Improper Use of Wheelchair as a Physical Restraint
Penalty
Summary
Surveyors identified a deficiency related to the facility’s failure to ensure a resident was free from physical restraints. Resident #7, admitted with diagnoses including Alzheimer’s disease, diabetes mellitus, and anxiety disorder, was documented on a recent MDS as rarely understood and dependent for ADLs except eating. The resident ambulated independently on the unit without an assistive device and had documented verbal and other behaviors occurring one to three days during the look-back period. The care plan noted the resident had potential to be physically aggressive, chase staff, throw objects, and be combative with care, with interventions such as offering choices, administering medications as ordered, and intervening early when agitation occurred. During an observation and interview, Resident #7 was found sitting in a chair with the right arm of the chair positioned against the nursing station and a wheelchair placed directly in front of him. The left arm of the wheelchair was also against the nursing station, and both wheelchair wheels were locked, creating a barrier that appeared to restrain the resident, who was sleeping with his knees touching the locked wheelchair. An LPN confirmed both wheelchair wheels were locked and that the wheelchair should not have been placed in front of the resident.

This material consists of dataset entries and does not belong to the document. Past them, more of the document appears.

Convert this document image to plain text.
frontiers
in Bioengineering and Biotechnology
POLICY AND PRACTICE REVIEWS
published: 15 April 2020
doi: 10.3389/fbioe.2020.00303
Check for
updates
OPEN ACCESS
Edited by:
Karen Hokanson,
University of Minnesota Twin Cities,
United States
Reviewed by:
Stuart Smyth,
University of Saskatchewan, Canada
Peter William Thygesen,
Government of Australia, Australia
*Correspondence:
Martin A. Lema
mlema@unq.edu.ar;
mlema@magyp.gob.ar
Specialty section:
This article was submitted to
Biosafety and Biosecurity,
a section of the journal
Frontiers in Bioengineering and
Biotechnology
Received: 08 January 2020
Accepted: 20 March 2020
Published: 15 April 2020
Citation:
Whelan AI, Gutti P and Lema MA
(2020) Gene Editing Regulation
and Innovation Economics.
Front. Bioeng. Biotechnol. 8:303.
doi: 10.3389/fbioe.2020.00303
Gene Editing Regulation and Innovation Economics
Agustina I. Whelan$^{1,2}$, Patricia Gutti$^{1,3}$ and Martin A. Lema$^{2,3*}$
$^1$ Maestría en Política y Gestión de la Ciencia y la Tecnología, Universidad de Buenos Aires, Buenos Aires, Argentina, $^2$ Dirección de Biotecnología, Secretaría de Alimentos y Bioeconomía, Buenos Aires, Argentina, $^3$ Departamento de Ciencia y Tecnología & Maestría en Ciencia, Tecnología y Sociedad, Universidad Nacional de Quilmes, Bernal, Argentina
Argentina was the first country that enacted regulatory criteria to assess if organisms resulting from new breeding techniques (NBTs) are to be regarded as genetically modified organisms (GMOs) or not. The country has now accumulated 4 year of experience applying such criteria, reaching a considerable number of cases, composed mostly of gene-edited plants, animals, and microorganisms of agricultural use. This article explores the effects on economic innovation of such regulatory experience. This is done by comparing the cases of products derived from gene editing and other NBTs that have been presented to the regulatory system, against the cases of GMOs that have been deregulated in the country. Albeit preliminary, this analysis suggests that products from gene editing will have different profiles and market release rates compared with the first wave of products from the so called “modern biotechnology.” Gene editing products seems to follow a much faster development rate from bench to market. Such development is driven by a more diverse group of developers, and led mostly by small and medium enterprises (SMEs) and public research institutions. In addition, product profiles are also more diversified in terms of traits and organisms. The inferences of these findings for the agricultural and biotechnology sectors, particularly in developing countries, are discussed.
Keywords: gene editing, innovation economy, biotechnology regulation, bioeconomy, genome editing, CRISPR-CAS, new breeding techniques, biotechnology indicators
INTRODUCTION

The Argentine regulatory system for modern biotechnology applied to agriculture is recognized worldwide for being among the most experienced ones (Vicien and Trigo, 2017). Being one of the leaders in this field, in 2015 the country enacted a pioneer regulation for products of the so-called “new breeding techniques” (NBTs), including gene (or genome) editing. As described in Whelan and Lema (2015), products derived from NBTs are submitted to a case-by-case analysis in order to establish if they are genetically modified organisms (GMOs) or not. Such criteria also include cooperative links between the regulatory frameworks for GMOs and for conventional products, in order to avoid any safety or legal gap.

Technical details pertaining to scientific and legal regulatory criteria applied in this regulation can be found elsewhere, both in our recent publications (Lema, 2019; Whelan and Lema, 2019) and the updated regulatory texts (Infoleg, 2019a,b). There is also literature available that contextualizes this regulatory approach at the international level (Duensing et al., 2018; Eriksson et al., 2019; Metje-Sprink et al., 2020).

A CNA reported she had placed the wheelchair there in preparation to get the resident up for lunch, was unable to transfer him, and left the wheelchair in that position, acknowledging it was wrong to keep it there. The facility’s physical restraint policy stated that physical restraints are not used except when alternatives are not appropriate or effective for treating a medical symptom and defined physical restraints as any device attached or adjacent to the body that the individual cannot easily remove and that restricts freedom of movement or access to the body.